I got AK three times in the game and didn't win with any of them. The first time, I raised 3 limpers from the big blind, got one caller, then folded with a J Q x flop after a check. The second time, there was a lead bet of $3 and then a reraise to $10 in front of me. I decided that in a cash game I didn't need to get involved in a race with JJ/QQ (or worse, get killed by KK/AA), so I just folded. In the third, I tried a big blind check in a multiway pot then a leadout on a J 8 2 board (2 clubs). One caller. Turn came a red middle card (9?) and I fired again. Again he called. The river came another Jack. I decided that this solid player was probably calling with a jack and certainly would call my triple barrel, so I just checked it down. He showed me 6c2c (!), giving him a mediocre pair of deuces (and a missed flush draw) to take the pot over my ace high! Damn! He laughed and said "I was just playing that hand b/c I was bored" Great. My third shot would have surely taken a sizable pot, but I hadn't put him on a flush draw. This is the only hand of the night I felt I could have played better.

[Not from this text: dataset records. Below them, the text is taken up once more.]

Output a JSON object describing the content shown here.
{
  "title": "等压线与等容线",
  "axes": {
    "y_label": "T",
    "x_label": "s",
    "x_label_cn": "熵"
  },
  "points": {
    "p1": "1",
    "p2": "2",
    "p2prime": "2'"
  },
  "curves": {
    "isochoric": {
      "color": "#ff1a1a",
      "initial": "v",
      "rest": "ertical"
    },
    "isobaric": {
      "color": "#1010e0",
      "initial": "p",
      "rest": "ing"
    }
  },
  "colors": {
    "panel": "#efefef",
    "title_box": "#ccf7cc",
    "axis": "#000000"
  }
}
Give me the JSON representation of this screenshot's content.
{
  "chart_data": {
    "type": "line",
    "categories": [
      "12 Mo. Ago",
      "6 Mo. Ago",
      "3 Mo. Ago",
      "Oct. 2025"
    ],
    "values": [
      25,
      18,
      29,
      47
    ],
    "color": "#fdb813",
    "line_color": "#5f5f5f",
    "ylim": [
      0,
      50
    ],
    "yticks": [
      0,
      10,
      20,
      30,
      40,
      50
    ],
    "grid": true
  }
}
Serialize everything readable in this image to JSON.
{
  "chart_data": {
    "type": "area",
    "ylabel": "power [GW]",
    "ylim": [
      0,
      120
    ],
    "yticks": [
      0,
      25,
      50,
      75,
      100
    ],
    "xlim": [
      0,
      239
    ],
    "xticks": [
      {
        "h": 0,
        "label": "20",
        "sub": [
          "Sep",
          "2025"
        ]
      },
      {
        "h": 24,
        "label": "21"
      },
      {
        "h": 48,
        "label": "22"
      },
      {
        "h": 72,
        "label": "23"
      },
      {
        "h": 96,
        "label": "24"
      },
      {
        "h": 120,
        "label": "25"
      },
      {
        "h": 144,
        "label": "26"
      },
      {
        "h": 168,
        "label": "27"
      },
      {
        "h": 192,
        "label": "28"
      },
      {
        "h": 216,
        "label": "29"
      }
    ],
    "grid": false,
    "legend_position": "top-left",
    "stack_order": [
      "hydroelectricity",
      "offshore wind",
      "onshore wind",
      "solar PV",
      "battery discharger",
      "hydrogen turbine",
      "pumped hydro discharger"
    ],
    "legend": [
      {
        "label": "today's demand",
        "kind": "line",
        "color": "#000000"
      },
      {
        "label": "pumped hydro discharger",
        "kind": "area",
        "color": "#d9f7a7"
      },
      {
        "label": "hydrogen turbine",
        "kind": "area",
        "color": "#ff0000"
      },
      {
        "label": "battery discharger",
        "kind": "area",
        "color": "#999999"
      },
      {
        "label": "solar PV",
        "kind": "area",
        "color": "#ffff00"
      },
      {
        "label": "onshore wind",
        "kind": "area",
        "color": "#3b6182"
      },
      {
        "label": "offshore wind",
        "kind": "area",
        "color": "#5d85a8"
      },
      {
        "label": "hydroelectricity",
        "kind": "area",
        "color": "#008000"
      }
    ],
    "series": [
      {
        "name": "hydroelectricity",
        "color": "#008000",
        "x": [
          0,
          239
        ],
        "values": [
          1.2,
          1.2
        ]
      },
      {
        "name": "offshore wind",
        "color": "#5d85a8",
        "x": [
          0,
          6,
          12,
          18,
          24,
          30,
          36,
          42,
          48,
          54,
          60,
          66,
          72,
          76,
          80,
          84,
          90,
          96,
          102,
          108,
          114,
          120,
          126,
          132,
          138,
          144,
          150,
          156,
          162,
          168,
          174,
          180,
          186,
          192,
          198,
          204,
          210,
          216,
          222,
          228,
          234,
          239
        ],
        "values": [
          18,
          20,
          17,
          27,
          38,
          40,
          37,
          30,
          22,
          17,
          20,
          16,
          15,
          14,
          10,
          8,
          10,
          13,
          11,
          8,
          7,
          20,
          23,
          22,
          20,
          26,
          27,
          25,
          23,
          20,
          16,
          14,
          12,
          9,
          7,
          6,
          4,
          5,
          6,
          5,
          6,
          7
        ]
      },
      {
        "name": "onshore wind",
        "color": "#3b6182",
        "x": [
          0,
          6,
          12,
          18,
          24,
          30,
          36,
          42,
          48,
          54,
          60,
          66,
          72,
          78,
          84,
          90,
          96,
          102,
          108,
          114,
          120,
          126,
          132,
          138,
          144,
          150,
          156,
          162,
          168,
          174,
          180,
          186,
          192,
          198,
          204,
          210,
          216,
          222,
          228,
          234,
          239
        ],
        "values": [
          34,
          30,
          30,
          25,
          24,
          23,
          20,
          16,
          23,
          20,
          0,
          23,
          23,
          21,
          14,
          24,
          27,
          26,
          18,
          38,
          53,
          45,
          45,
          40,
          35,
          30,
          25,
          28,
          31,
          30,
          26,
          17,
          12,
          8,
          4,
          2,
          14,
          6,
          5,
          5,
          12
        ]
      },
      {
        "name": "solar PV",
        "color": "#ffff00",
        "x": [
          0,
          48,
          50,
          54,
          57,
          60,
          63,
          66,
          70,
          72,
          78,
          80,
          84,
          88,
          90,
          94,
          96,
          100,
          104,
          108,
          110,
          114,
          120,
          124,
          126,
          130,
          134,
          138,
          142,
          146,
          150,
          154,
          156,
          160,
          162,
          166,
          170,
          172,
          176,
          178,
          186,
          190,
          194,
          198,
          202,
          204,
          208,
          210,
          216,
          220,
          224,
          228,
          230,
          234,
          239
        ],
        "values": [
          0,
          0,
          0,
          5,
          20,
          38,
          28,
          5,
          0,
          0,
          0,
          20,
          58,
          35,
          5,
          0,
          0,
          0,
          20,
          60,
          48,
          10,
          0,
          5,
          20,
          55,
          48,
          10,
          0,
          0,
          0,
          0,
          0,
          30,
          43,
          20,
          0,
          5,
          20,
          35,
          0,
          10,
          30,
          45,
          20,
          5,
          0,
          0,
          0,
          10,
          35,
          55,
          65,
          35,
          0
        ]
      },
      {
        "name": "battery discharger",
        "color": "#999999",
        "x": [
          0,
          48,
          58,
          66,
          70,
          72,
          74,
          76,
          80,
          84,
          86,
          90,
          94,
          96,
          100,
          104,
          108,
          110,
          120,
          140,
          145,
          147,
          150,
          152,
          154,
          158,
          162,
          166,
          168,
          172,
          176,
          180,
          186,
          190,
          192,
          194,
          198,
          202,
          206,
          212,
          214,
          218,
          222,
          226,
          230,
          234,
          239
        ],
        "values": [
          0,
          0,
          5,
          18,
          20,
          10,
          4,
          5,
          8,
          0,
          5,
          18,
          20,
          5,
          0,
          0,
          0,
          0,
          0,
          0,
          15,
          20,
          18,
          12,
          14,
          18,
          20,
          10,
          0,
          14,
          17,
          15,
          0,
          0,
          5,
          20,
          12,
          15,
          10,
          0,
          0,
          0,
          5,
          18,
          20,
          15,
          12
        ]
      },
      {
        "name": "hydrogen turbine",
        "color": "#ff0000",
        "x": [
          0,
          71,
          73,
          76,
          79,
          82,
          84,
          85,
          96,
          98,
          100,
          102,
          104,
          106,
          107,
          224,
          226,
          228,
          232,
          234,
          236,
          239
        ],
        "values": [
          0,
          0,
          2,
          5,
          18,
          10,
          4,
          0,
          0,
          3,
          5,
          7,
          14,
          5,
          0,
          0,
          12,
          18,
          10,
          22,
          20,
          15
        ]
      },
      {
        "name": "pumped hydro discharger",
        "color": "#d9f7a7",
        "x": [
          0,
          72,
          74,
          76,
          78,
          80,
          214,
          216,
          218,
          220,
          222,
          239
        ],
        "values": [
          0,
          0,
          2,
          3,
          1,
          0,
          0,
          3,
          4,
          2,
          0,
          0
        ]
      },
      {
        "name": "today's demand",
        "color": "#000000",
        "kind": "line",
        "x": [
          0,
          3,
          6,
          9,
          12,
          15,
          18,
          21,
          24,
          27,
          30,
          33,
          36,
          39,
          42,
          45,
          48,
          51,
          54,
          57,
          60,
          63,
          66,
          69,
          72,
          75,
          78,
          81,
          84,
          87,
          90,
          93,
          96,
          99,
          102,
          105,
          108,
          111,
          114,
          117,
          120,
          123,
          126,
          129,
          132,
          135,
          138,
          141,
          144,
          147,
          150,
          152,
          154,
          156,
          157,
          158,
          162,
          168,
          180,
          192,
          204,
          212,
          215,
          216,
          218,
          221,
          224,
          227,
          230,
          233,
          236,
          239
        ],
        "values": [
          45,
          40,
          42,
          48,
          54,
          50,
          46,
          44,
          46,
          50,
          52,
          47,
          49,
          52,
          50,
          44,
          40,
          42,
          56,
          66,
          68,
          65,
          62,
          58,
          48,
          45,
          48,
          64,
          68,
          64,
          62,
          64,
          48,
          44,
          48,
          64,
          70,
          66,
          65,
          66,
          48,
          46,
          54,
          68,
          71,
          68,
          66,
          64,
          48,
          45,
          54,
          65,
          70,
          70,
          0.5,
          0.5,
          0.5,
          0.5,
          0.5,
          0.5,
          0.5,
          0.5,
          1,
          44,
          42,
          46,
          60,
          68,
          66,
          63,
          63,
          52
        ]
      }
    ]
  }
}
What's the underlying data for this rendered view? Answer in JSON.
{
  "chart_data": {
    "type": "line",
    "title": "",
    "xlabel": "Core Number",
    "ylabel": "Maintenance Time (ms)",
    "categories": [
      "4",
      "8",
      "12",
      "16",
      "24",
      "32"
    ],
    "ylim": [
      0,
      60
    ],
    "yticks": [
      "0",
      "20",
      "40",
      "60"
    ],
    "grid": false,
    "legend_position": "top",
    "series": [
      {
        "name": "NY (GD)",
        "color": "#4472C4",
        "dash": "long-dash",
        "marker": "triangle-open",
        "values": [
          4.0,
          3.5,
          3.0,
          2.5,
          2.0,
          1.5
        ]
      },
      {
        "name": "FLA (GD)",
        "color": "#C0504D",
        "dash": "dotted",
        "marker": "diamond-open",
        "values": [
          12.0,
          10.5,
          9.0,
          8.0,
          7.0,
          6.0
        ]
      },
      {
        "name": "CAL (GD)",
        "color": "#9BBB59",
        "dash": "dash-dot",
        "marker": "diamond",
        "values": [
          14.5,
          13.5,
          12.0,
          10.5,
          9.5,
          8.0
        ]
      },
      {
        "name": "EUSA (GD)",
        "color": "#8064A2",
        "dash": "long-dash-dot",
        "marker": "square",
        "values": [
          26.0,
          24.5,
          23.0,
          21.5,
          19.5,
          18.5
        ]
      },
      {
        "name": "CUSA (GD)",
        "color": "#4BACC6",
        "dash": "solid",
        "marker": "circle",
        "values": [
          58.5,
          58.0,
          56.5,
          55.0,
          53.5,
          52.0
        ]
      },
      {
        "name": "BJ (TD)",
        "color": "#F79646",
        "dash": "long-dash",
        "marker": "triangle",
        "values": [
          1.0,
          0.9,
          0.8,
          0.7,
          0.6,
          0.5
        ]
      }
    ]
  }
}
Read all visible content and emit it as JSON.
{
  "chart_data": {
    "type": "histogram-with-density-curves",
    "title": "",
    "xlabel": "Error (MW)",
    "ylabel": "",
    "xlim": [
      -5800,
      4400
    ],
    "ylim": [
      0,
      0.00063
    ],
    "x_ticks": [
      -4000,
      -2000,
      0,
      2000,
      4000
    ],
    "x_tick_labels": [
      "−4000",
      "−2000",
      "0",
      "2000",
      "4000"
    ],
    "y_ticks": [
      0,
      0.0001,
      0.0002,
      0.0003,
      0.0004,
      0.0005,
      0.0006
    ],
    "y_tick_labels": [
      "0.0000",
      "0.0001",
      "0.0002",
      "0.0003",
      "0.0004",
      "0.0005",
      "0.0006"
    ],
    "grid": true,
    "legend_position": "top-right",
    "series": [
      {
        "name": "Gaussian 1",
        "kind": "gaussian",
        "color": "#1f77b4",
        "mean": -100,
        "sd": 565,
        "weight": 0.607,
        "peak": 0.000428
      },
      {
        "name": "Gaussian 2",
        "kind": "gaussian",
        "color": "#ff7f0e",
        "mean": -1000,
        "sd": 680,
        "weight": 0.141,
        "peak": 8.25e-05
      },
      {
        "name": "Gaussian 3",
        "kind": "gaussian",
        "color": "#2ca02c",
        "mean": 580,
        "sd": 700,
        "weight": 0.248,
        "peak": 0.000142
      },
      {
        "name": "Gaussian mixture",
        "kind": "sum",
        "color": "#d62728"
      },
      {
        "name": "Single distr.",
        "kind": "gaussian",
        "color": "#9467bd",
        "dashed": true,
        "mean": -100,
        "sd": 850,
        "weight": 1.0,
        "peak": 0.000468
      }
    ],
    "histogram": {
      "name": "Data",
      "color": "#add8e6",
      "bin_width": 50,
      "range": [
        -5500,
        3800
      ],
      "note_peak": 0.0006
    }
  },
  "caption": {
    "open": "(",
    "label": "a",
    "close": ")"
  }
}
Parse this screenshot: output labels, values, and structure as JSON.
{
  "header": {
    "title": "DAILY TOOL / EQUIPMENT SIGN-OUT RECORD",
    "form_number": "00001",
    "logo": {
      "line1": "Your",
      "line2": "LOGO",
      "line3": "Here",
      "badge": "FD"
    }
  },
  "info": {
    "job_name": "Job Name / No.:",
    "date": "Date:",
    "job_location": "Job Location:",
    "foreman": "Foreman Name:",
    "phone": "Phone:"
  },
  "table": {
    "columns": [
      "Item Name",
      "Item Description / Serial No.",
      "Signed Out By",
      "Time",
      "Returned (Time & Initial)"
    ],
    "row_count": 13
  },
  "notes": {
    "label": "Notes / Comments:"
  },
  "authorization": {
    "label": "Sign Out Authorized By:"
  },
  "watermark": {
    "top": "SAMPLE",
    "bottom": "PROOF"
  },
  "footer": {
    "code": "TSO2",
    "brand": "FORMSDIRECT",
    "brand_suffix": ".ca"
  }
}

Once we were there a couple hours and several people had bought back in, the stacks got big enough for enough people that I felt it was time to open up my game to try a few more speculative hands. I also felt like I had the respect of the table - I showed a few hands when I didn't have to to show them that "the new guy" was playing good cards and not trying to push them around. It was time to exploit this image if I could.

Some highlights of the later play - I limped in a multiway pot with 7d9d on the button. Flop came with Q 5 2 with 2 diamonds. It checked around to the loose/aggro player (the guy whose aces I cracked) - he fired a bet into the pot. He had already shown that he was capable of betting into unclaimed pots in order to take them down - I decided to raise him with nothing but a flush draw. My hope was that this would buy a free card on the turn, but instead he folded and showed T7o, he had no pair and no draw. I decided not to show my cards this time!

A good fold - several limpers, including me in late position with TT. The big blind raised pretty big, but his stack behind wasn't very large. I put him on a big hand. My friend Tony called (which was odd), and then I did as well (which he found pretty odd, he told me later). The flop came 4 6 7 rainbow, and the big blind checked. Tony looked over at the big blind's stack and bet half of it, making it easy to call his all-in. I sat for a minute and decided whether to get involved with my overpair. I thought there was a good chance Tony had a set, or at least a pocket pair where the coordinated board didn't scare him, along with the fact that I thought the shortstack might have a big hand, I decided to fold. Shortstack shoves, Tony calls and shows 88, shorty shows QQ. A good fold into a cold deck! Tony needs an 8 for a set or a 5 for a straight to beat the pair of ladies. A queen comes on the turn, giving shorty trips, but I say "the 5s are still good!", and sure enough the 5 comes on the river.

Last hand of the night - I raised it up from middle position with A9o (a bit weak, but I was suffering from "just one more hand" syndrome). Everyone behind me must have felt my LSH, because 4 of the 5 players called. Uh oh. The flop came with an ace and uncoordinated so I bet half pot, and after some thinking, everyone folded. I decided to show my Ace to once again plant in their mind that I play good cards. Hopefully that message carries over to the next session.

In the end I cashed in $82.50 - a double up of my $40 buy-in. Tony bested me by .50 with an $83 stack, and we drove home at 12:30. We left the radio off and talked about the game instead.

2 comments:

bastinptc said...

See, that wasn't so hard! gg

phistio said...

you have the poker side of it down.

start working on reading live tells...Caro, and Navarro are good places to start.